As you can see from the tweet above, Chipper Jones called Atlanta Braves fans out for not showing up to Tuesday's game against Colorado. Despite holding a 76-60 record and a tight grip on the NL's first wild-card spot, only 16,686 fans made it out to Turner Field.
Given the Braves' 6-0 loss to the Rockies, those who stayed home probably felt OK with their decision. And they can also take comfort that they had plenty of company on their couch with the low attendance numbers posted around the league. While there were a few notable exceptions — San Francisco and Los Angeles both drew over 40,000, St. Louis attracted its usual strong crowd with over 34,000 — most of the games involving contending teams featured figures more in line with a wet night in late April than a down-the-stretch contest in early September.
Here are the numbers from the 11 games that featured a contender as the home team:
Arizona at San Francisco — 41,238
San Diego at Los Angeles — 40,619
New York at St. Louis — 34,108
Cleveland at Detroit — 27,729
Philadelphia at Cincinnati — 17,806
New York at Tampa Bay — 17,652
Chicago at Washington — 17,648
Colorado at Atlanta — 16,686
Minnesota at Chicago — 15,698
Houston at Pittsburgh — 12,785
Los Angeles at Oakland — 11,688
It's here where we're supposed to point out the usual litany of explanations. Tuesday was the night after a holiday, it was a school night and it's really nice to watch a pennant race from your couch while also being able to track the other action from your laptop or smartphone. As CSN's Mark Zuckerman points out, season ticket bases in all of the cities in question are less than robust and it's going to take more than one run to build those up. What's also worth noting is that a lot of fans may have already spent their ballpark budgets by attending games over the summer. If you can only afford to go to one or two games per year, are you going to attend the fireworks night on a summer weekend or the run-of-the-mill no-promotional item game on a random night in September? People are looking for the biggest bang for their buck.
Truth be told, we're never going to see a September filled with packed houses each night from some markets. Two years ago, we took a look at Cincinnati's attendance history and found that not even the Reds' past World Series champions drew well in September. There's no way it's going to be better in the year 2012 or in the future as people have thousands of more ways to fill their time as well as an at-home viewing experience that's hard to top. (Lest we forget, baseball's new wave of prosperity is being fueled by huge television contracts that are driven by excellent ratings.)

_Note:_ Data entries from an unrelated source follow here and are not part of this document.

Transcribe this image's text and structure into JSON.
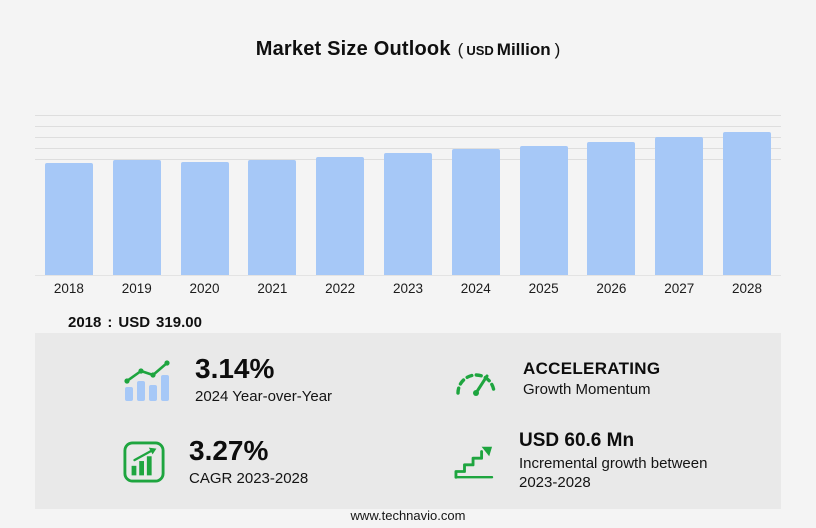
{
  "title": {
    "main": "Market Size Outlook",
    "paren_open": "(",
    "currency": "USD",
    "unit": "Million",
    "paren_close": ")"
  },
  "chart_data": {
    "type": "bar",
    "title": "Market Size Outlook (USD Million)",
    "categories": [
      "2018",
      "2019",
      "2020",
      "2021",
      "2022",
      "2023",
      "2024",
      "2025",
      "2026",
      "2027",
      "2028"
    ],
    "values": [
      319.0,
      326.5,
      322.6,
      327.5,
      336.4,
      347.1,
      358.0,
      368.6,
      379.8,
      393.4,
      407.7
    ],
    "xlabel": "",
    "ylabel": "",
    "ylim": [
      0,
      484
    ],
    "grid": true,
    "legend": "none",
    "bar_color": "#a6c8f7"
  },
  "note": {
    "year": "2018",
    "separator": ":",
    "currency": "USD",
    "value": "319.00"
  },
  "stats": [
    {
      "icon": "yoy-bars-trend-icon",
      "value": "3.14%",
      "label": "2024 Year-over-Year"
    },
    {
      "icon": "speedometer-icon",
      "value": "ACCELERATING",
      "label": "Growth Momentum"
    },
    {
      "icon": "cagr-chart-icon",
      "value": "3.27%",
      "label": "CAGR 2023-2028"
    },
    {
      "icon": "incremental-growth-icon",
      "value": "USD 60.6 Mn",
      "label": "Incremental growth between 2023-2028"
    }
  ],
  "footer": {
    "url": "www.technavio.com"
  },
  "colors": {
    "accent_green": "#1ea53f",
    "bar_blue": "#a6c8f7",
    "panel_gray": "#e9e9e9"
  }
}
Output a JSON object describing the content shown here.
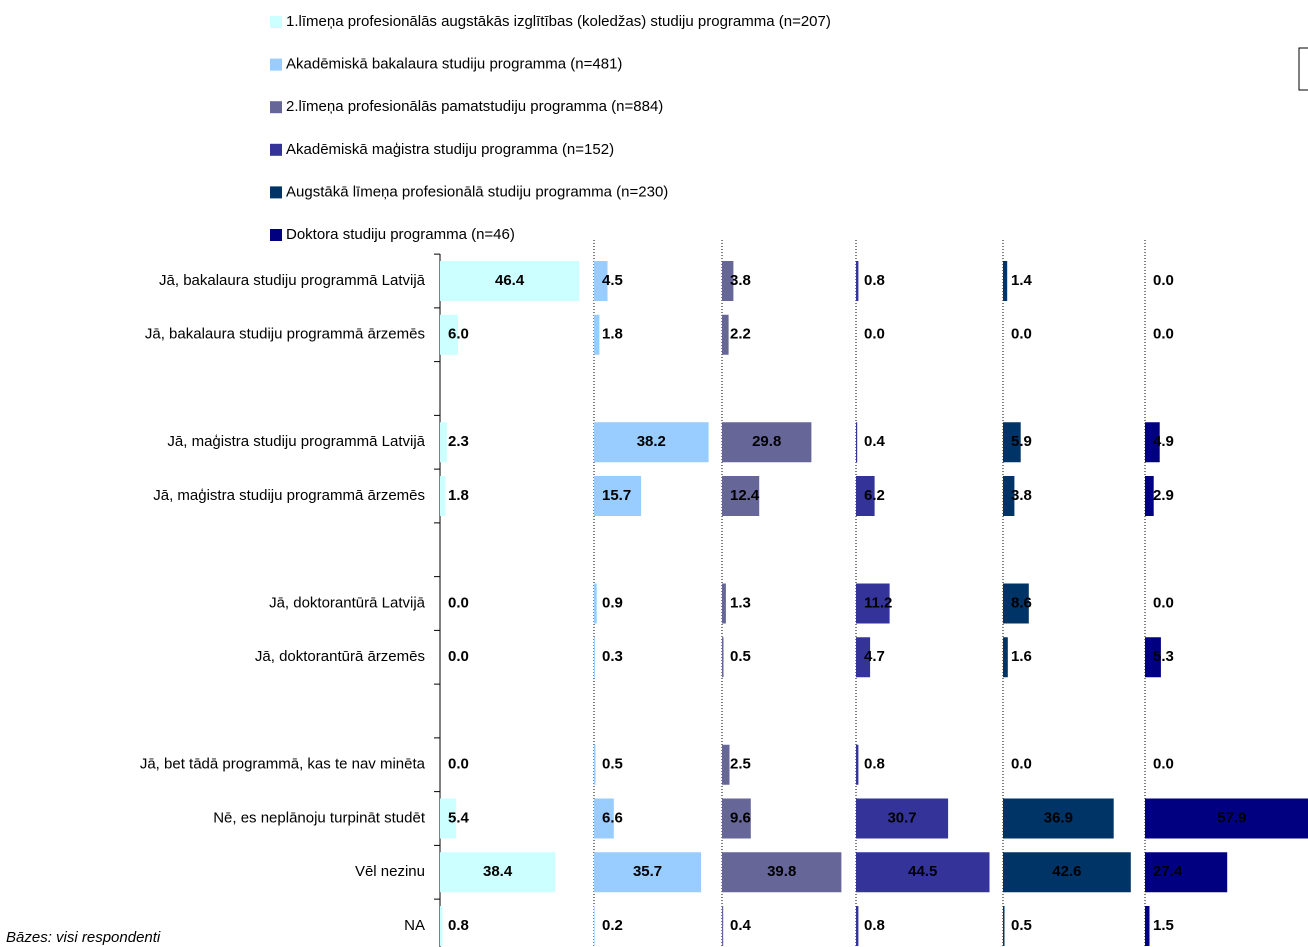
{
  "chart_data": {
    "type": "bar",
    "orientation": "horizontal",
    "layout": "small-multiples",
    "categories": [
      "Jā, bakalaura studiju programmā Latvijā",
      "Jā, bakalaura studiju programmā  ārzemēs",
      null,
      "Jā, maģistra studiju programmā Latvijā",
      "Jā, maģistra studiju programmā ārzemēs",
      null,
      "Jā, doktorantūrā Latvijā",
      "Jā, doktorantūrā ārzemēs",
      null,
      "Jā, bet tādā programmā, kas te nav minēta",
      "Nē, es neplānoju turpināt studēt",
      "Vēl nezinu",
      "NA"
    ],
    "series": [
      {
        "name": "1.līmeņa profesionālās augstākās izglītības (koledžas) studiju programma (n=207)",
        "color": "#ccffff",
        "values": [
          46.4,
          6.0,
          null,
          2.3,
          1.8,
          null,
          0.0,
          0.0,
          null,
          0.0,
          5.4,
          38.4,
          0.8
        ],
        "value_labels": [
          "46.4",
          "6.0",
          null,
          "2.3",
          "1.8",
          null,
          "0.0",
          "0.0",
          null,
          "0.0",
          "5.4",
          "38.4",
          "0.8"
        ]
      },
      {
        "name": "Akadēmiskā bakalaura studiju programma (n=481)",
        "color": "#99ccff",
        "values": [
          4.5,
          1.8,
          null,
          38.2,
          15.7,
          null,
          0.9,
          0.3,
          null,
          0.5,
          6.6,
          35.7,
          0.2
        ],
        "value_labels": [
          "4.5",
          "1.8",
          null,
          "38.2",
          "15.7",
          null,
          "0.9",
          "0.3",
          null,
          "0.5",
          "6.6",
          "35.7",
          "0.2"
        ]
      },
      {
        "name": "2.līmeņa profesionālās pamatstudiju programma (n=884)",
        "color": "#666699",
        "values": [
          3.8,
          2.2,
          null,
          29.8,
          12.4,
          null,
          1.3,
          0.5,
          null,
          2.5,
          9.6,
          39.8,
          0.4
        ],
        "value_labels": [
          "3.8",
          "2.2",
          null,
          "29.8",
          "12.4",
          null,
          "1.3",
          "0.5",
          null,
          "2.5",
          "9.6",
          "39.8",
          "0.4"
        ]
      },
      {
        "name": "Akadēmiskā maģistra studiju programma (n=152)",
        "color": "#333399",
        "values": [
          0.8,
          0.0,
          null,
          0.4,
          6.2,
          null,
          11.2,
          4.7,
          null,
          0.8,
          30.7,
          44.5,
          0.8
        ],
        "value_labels": [
          "0.8",
          "0.0",
          null,
          "0.4",
          "6.2",
          null,
          "11.2",
          "4.7",
          null,
          "0.8",
          "30.7",
          "44.5",
          "0.8"
        ]
      },
      {
        "name": "Augstākā līmeņa profesionālā studiju programma (n=230)",
        "color": "#003366",
        "values": [
          1.4,
          0.0,
          null,
          5.9,
          3.8,
          null,
          8.6,
          1.6,
          null,
          0.0,
          36.9,
          42.6,
          0.5
        ],
        "value_labels": [
          "1.4",
          "0.0",
          null,
          "5.9",
          "3.8",
          null,
          "8.6",
          "1.6",
          null,
          "0.0",
          "36.9",
          "42.6",
          "0.5"
        ]
      },
      {
        "name": "Doktora studiju programma (n=46)",
        "color": "#000080",
        "values": [
          0.0,
          0.0,
          null,
          4.9,
          2.9,
          null,
          0.0,
          5.3,
          null,
          0.0,
          57.9,
          27.4,
          1.5
        ],
        "value_labels": [
          "0.0",
          "0.0",
          null,
          "4.9",
          "2.9",
          null,
          "0.0",
          "5.3",
          null,
          "0.0",
          "57.9",
          "27.4",
          "1.5"
        ]
      }
    ],
    "legend": "top",
    "footnote": "Bāzes: visi respondenti"
  }
}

Indeed, I'm guessing the ever-improving home-viewing experience means that attendance totals are going to get worse in these markets before they ever get better. And while it makes for a less exciting broadcast to watch a pennant race game that features plenty of empty seats in the backdrop (as well as the absence of voices screaming and cheering for key moments), you certainly don't have room to complain — at least not if you're among the thousands unwilling to attend what has essentially become a live studio taping of a popular sports television show in many markets.